Injury Prevention, Training

Mental Toughness & Mindfulness: a runner’s saving grace

03.08.2019
Dan Darcy

Mindfulness – the key to achieving your goals

Mental toughness and mindfulness is redirecting your mentality and perspective. It’s how you respond when the “going gets tough” and certainly is a frame of mind that is flexed, trained, and built over time. “Mental toughness is what you do when you start to feel uncomfortable. It’s definitely a trainable skill,” according to Justin Ross, Sports Psychologist.

Where does it come from?

Use mindfulness to your advantage

Our mind creates all emotional thoughts that drive our experience in life. Our emotional thoughts can be organized with optimism or pessimism: on the pavement or trail, in the heated boardroom discussion or mid-argument in a relationship. Stepping back and noticing our emotions – the practice of mindfulness – allows us to lessen the impact those emotions have on our physical well-being.

Research indicates that mind-body therapies have the ability to lessen our relationship to and the experience of pain. According to Harvard Medical Health, methods such as deep breathing, meditation, guided imagery, yoga, and positive thought are valid training to strengthen the mind-body connection.

Barbara Frederickson, a pioneer of positive psychology, formulated that the more positive thoughts a person has the greater their resilience (like the final 4 miles of a marathon!) Through her research, she found that there is a seemingly perfect ratio of “positive to negative thought.” As humans, negative thought is bound to pop up. “There’s no way I can make it at this pace,” for example. For every negative thought, a healthy and resilient mind has three positive thoughts.
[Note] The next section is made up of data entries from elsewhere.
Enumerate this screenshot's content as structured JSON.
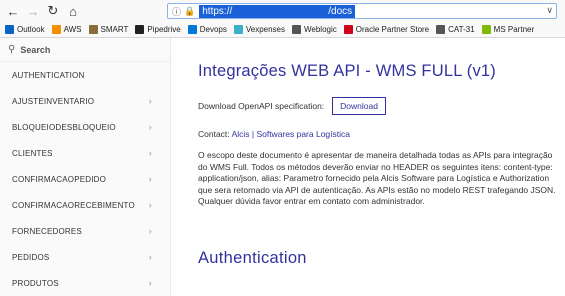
{
  "browser": {
    "url_protocol": "https://",
    "url_path": "/docs",
    "bookmarks": [
      {
        "label": "Outlook",
        "icon": "outlook-icon",
        "color": "#0a64c8"
      },
      {
        "label": "AWS",
        "icon": "aws-icon",
        "color": "#f29100"
      },
      {
        "label": "SMART",
        "icon": "smart-icon",
        "color": "#8a6d3b"
      },
      {
        "label": "Pipedrive",
        "icon": "pipedrive-icon",
        "color": "#222222"
      },
      {
        "label": "Devops",
        "icon": "devops-icon",
        "color": "#0078d7"
      },
      {
        "label": "Vexpenses",
        "icon": "vexpenses-icon",
        "color": "#3bb0c9"
      },
      {
        "label": "Weblogic",
        "icon": "globe-icon",
        "color": "#555555"
      },
      {
        "label": "Oracle Partner Store",
        "icon": "oracle-icon",
        "color": "#d0011b"
      },
      {
        "label": "CAT-31",
        "icon": "cat-icon",
        "color": "#555555"
      },
      {
        "label": "MS Partner",
        "icon": "microsoft-icon",
        "color": "#7fba00"
      }
    ]
  },
  "sidebar": {
    "search_label": "Search",
    "items": [
      {
        "label": "AUTHENTICATION",
        "has_children": false
      },
      {
        "label": "AJUSTEINVENTARIO",
        "has_children": true
      },
      {
        "label": "BLOQUEIODESBLOQUEIO",
        "has_children": true
      },
      {
        "label": "CLIENTES",
        "has_children": true
      },
      {
        "label": "CONFIRMACAOPEDIDO",
        "has_children": true
      },
      {
        "label": "CONFIRMACAORECEBIMENTO",
        "has_children": true
      },
      {
        "label": "FORNECEDORES",
        "has_children": true
      },
      {
        "label": "PEDIDOS",
        "has_children": true
      },
      {
        "label": "PRODUTOS",
        "has_children": true
      }
    ]
  },
  "main": {
    "title": "Integrações WEB API - WMS FULL (v1)",
    "download_text": "Download OpenAPI specification:",
    "download_button": "Download",
    "contact_label": "Contact:",
    "contact_link": "Alcis | Softwares para Logística",
    "description": "O escopo deste documento é apresentar de maneira detalhada todas as APIs para integração do WMS Full. Todos os métodos deverão enviar no HEADER os seguintes itens: content-type: application/json, alias: Parametro fornecido pela Alcis Software para Logística e Authorization que sera retornado via API de autenticação. As APIs estão no modelo REST trafegando JSON. Qualquer dúvida favor entrar em contato com administrador.",
    "section_title": "Authentication"
  },
  "colors": {
    "accent": "#32329f",
    "url_highlight": "#1a61d8"
  }
}
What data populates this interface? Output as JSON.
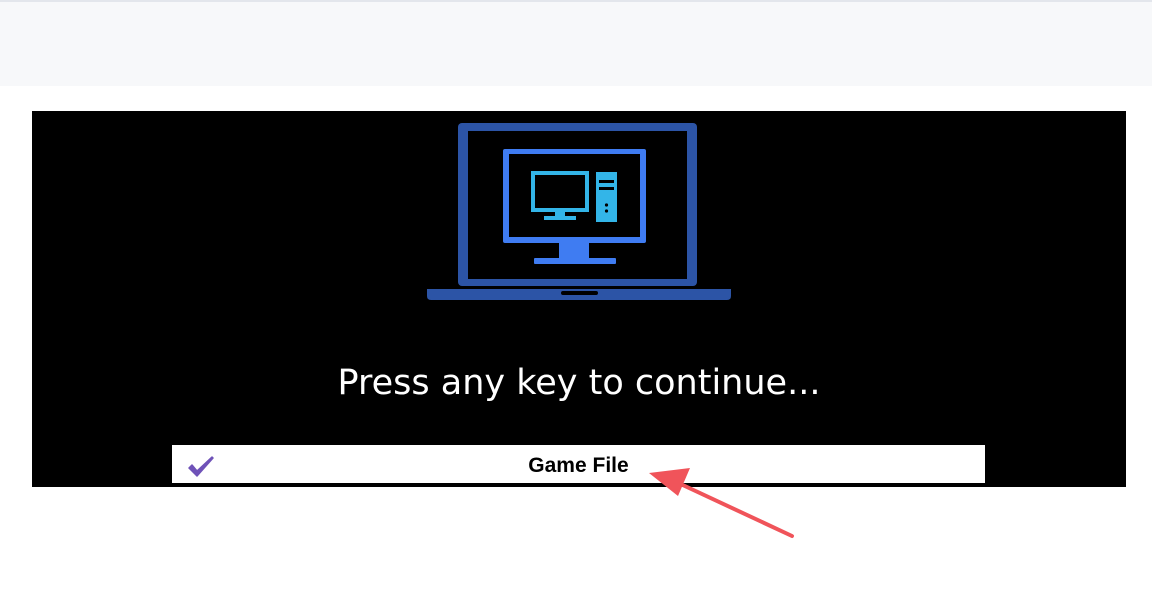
{
  "screen": {
    "prompt": "Press any key to continue...",
    "loaded_file": {
      "label": "Game File",
      "status_icon": "checkmark-icon"
    }
  },
  "illustration": {
    "name": "laptop-with-computer-icon",
    "colors": {
      "laptop": "#2c54a6",
      "monitor_frame": "#3f7cf2",
      "inner_screen": "#33b5e8",
      "background": "#000000"
    }
  },
  "annotation": {
    "type": "arrow",
    "color": "#f0545a",
    "points_to": "Game File"
  },
  "colors": {
    "topbar": "#f7f8fa",
    "check": "#6f52b8"
  }
}
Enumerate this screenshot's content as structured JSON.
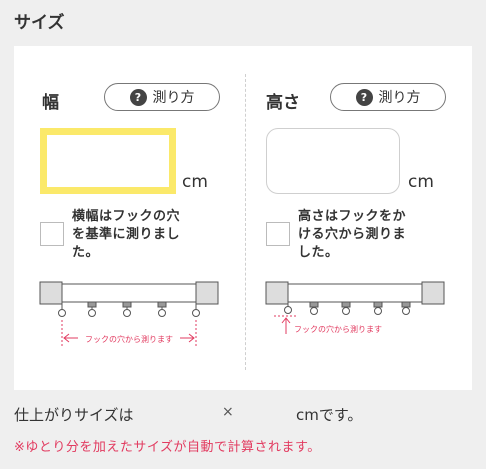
{
  "section_title": "サイズ",
  "width": {
    "title": "幅",
    "measure_button": "測り方",
    "value": "",
    "unit": "cm",
    "checkbox_label_lines": [
      "横幅はフックの穴",
      "を基準に測りまし",
      "た。"
    ],
    "checked": false,
    "diagram_caption": "フックの穴から測ります"
  },
  "height": {
    "title": "高さ",
    "measure_button": "測り方",
    "value": "",
    "unit": "cm",
    "checkbox_label_lines": [
      "高さはフックをか",
      "ける穴から測りま",
      "した。"
    ],
    "checked": false,
    "diagram_caption": "フックの穴から測ります"
  },
  "summary": {
    "label": "仕上がりサイズは",
    "separator": "×",
    "unit_text": "cmです。"
  },
  "note": "※ゆとり分を加えたサイズが自動で計算されます。",
  "colors": {
    "active_border": "#fbe96a",
    "accent_red": "#e23b60",
    "panel_bg": "#ffffff",
    "page_bg": "#efefef"
  }
}
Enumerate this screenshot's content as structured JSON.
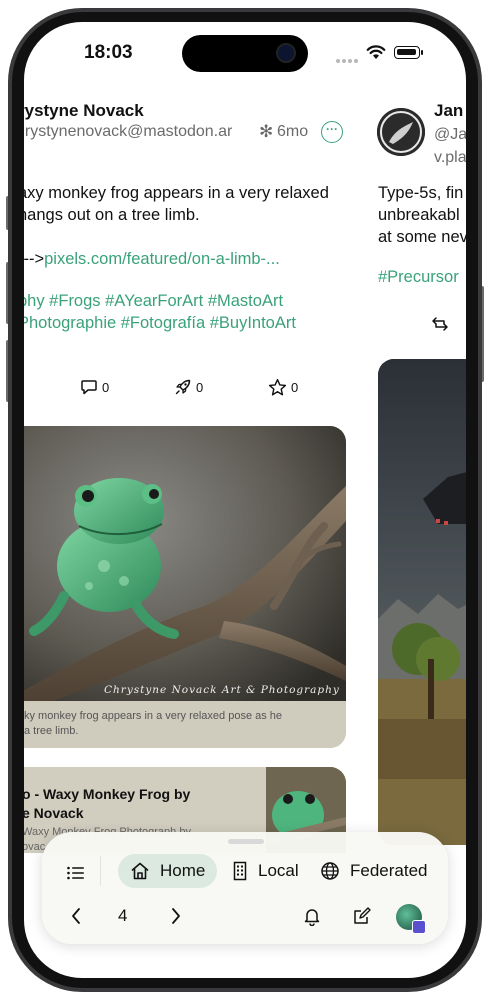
{
  "status": {
    "time": "18:03"
  },
  "post1": {
    "author_name": "rystyne Novack",
    "handle": "hrystynenovack@mastodon.ar",
    "age": "6mo",
    "body_lines": [
      "axy monkey frog appears in a very relaxed",
      "hangs out on a tree limb."
    ],
    "link_prefix": "--->",
    "link_text": "pixels.com/featured/on-a-limb-...",
    "tags_lines": [
      "phy #Frogs #AYearForArt #MastoArt",
      "Photographie #Fotografía #BuyIntoArt"
    ],
    "replies": "0",
    "boosts": "0",
    "favourites": "0",
    "image_watermark": "Chrystyne Novack Art & Photography",
    "image_alt_lines": [
      "ky monkey frog appears in a very relaxed pose as he",
      "a tree limb."
    ],
    "link_card": {
      "title_lines": [
        "o - Waxy Monkey Frog by",
        "e Novack"
      ],
      "desc_lines": [
        "Waxy Monkey Frog Photograph by",
        "ovac"
      ]
    }
  },
  "post2": {
    "author_name": "Jan",
    "handle_lines": [
      "@Ja",
      "v.pla"
    ],
    "body_lines": [
      "Type-5s, fin",
      "unbreakabl",
      "at some nev"
    ],
    "tag": "#Precursor"
  },
  "toolbar": {
    "tabs": [
      {
        "label": "Home",
        "active": true
      },
      {
        "label": "Local",
        "active": false
      },
      {
        "label": "Federated",
        "active": false
      }
    ],
    "page_number": "4"
  },
  "colors": {
    "accent": "#3aa27b",
    "active_tab_bg": "#dbe9e1"
  }
}
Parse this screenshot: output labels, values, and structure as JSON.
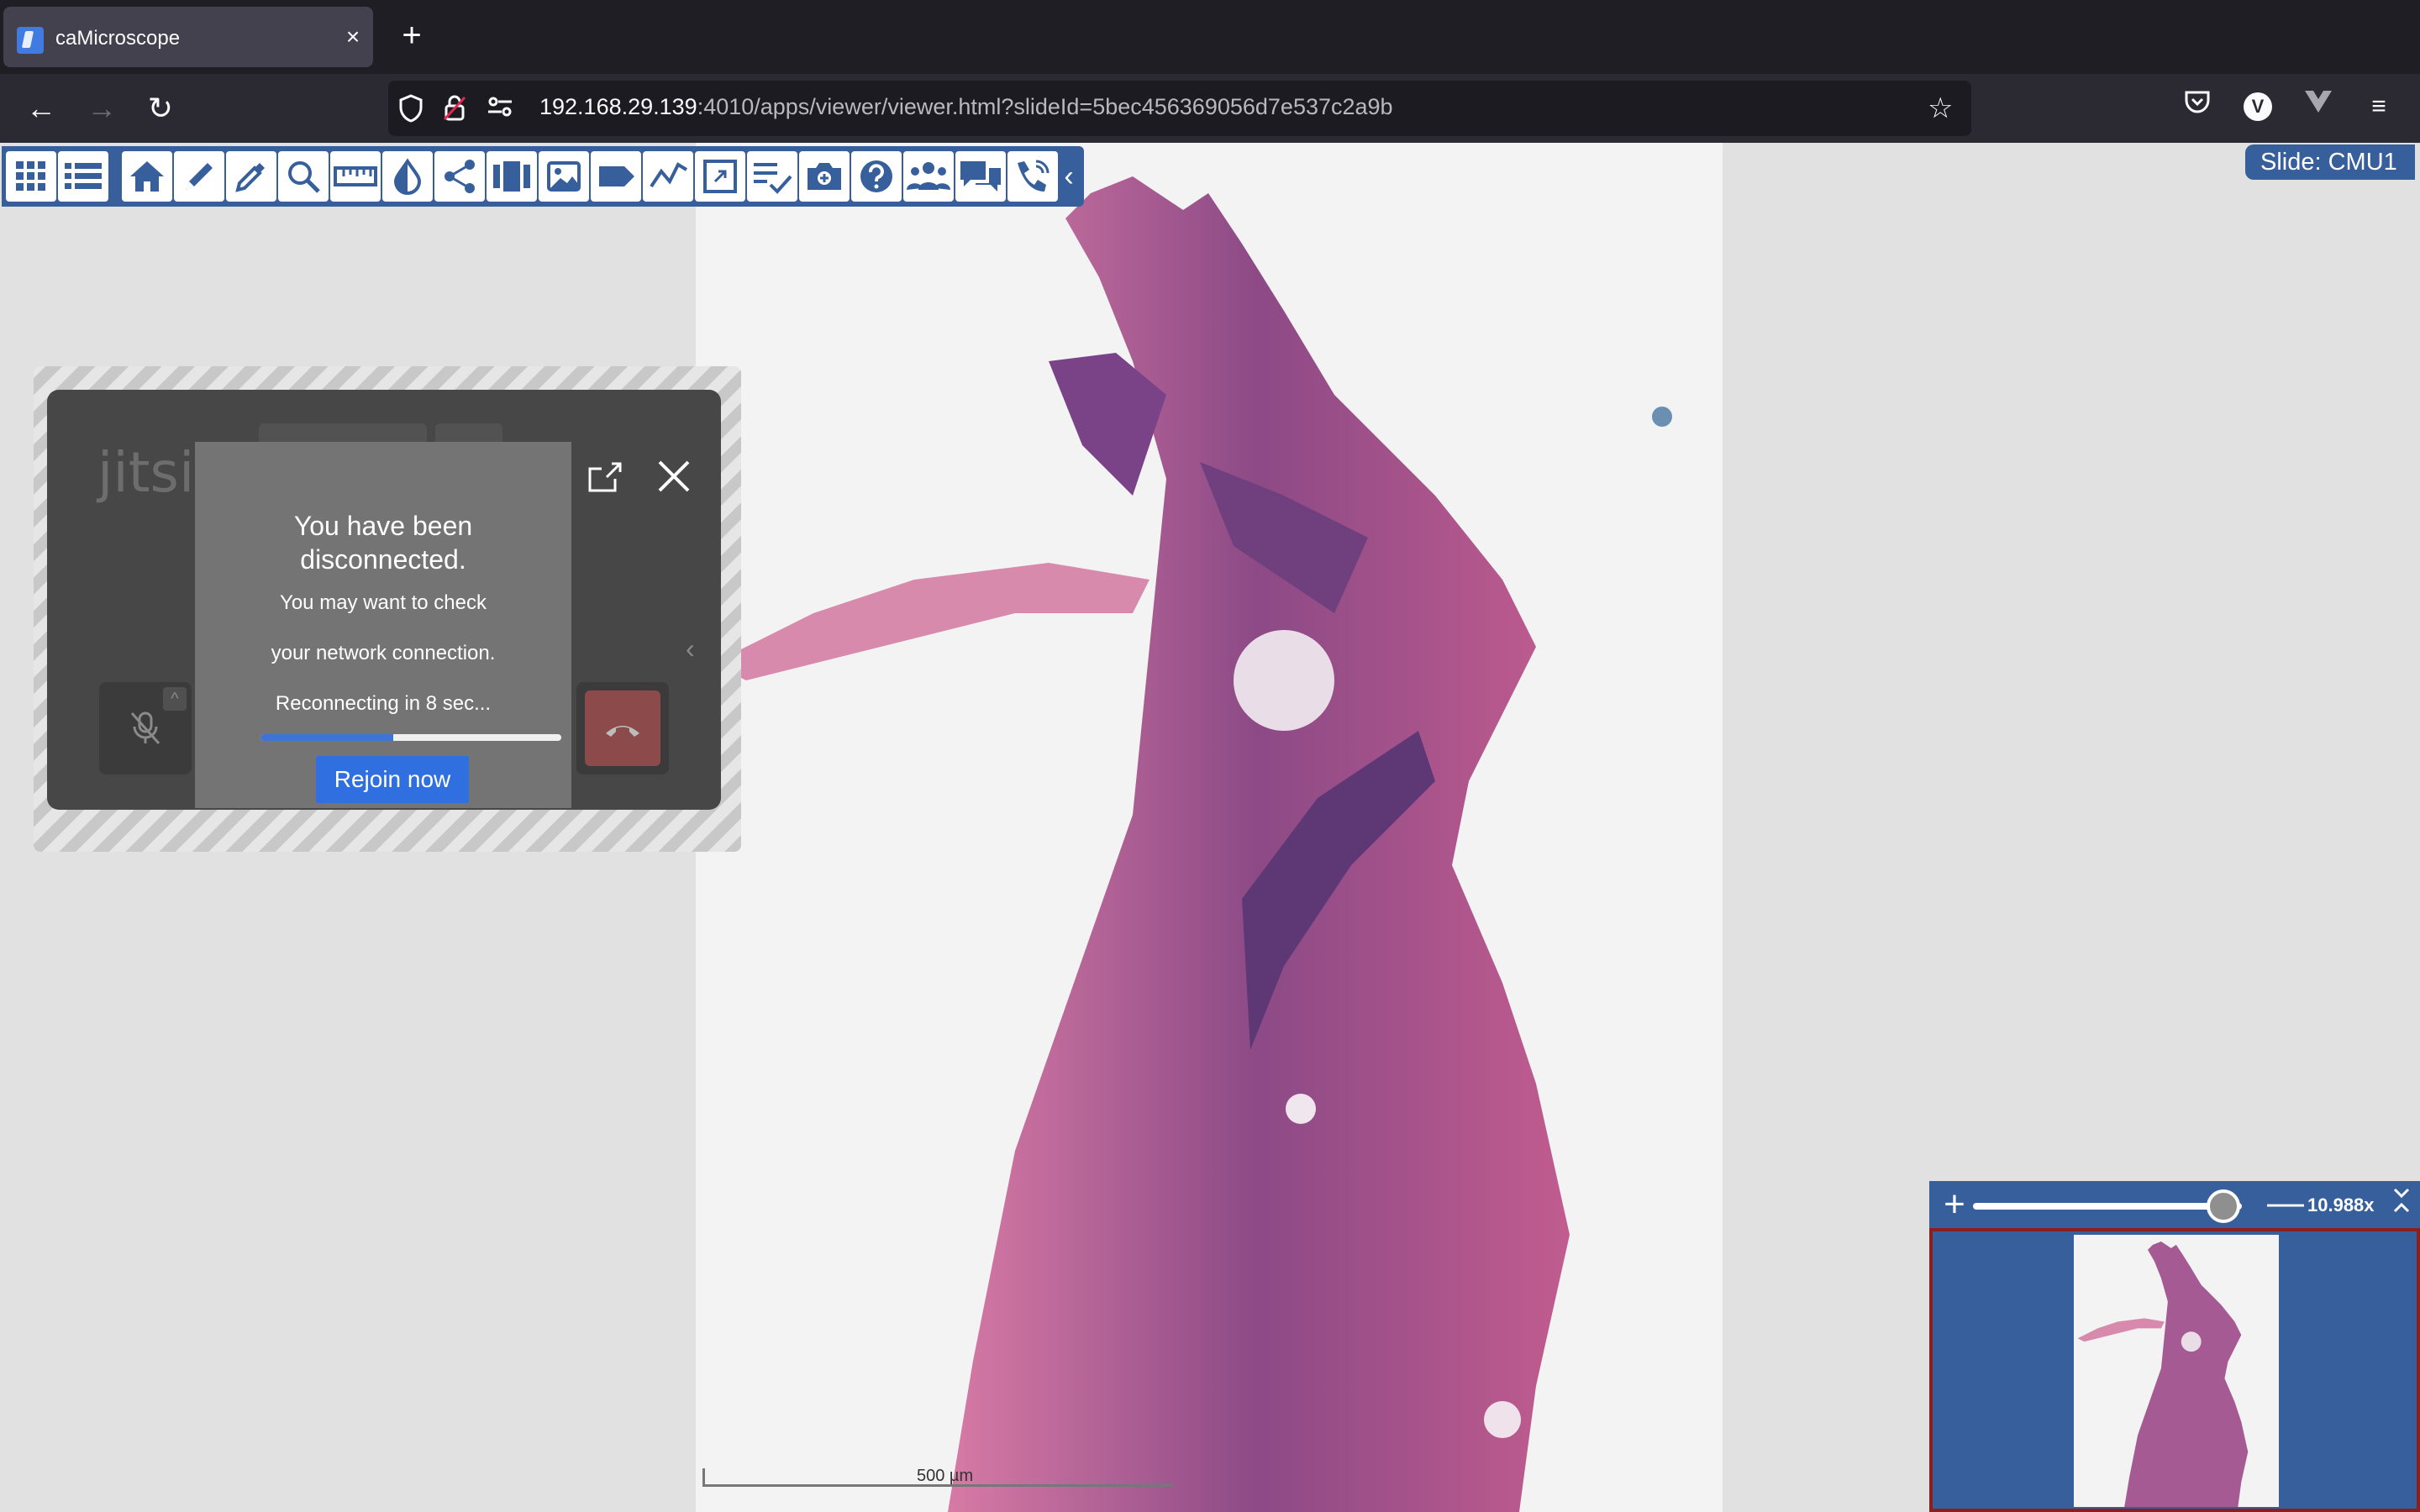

Bouncing back from negativity is a key skill. It helps us surpass the natural discomfort of training and racing.

Some tips on strengthening mental toughness:

  • Visualize achieving your goals. Research has shown that when neurons fire in the brain as you visualize your body moving powerfully down the final straightaway or surging past a competitor it’s “logged” as actual experience. Therefore, when you are actually on the final straightaway or about to surge, the body and brain “remember” being there.
  • Switch up your inner dialogue. When you are feeling low energy and hyper-focused on what doesn’t feel good, refocus on something positive. Instead of thinking, “Shoot, I only ran 2 miles!” reframe it to “Oh good, I only have 3 miles to go!”
  • Be present. Take in the world around you as you run through it: the trees, the other runners, the houses and the cars. Simply noticing the moment as you run through it takes you out of your head and allows your body to do what you want it to do: run.
  • Train your mind. Take a cold shower and, yes, enjoy it. Justin Ross, Sports Psychologist suggests that practicing mental toughness by stepping into a cold shower with open arms and a positive attitude can then train the mind for the discomfort of a hard run or difficult race.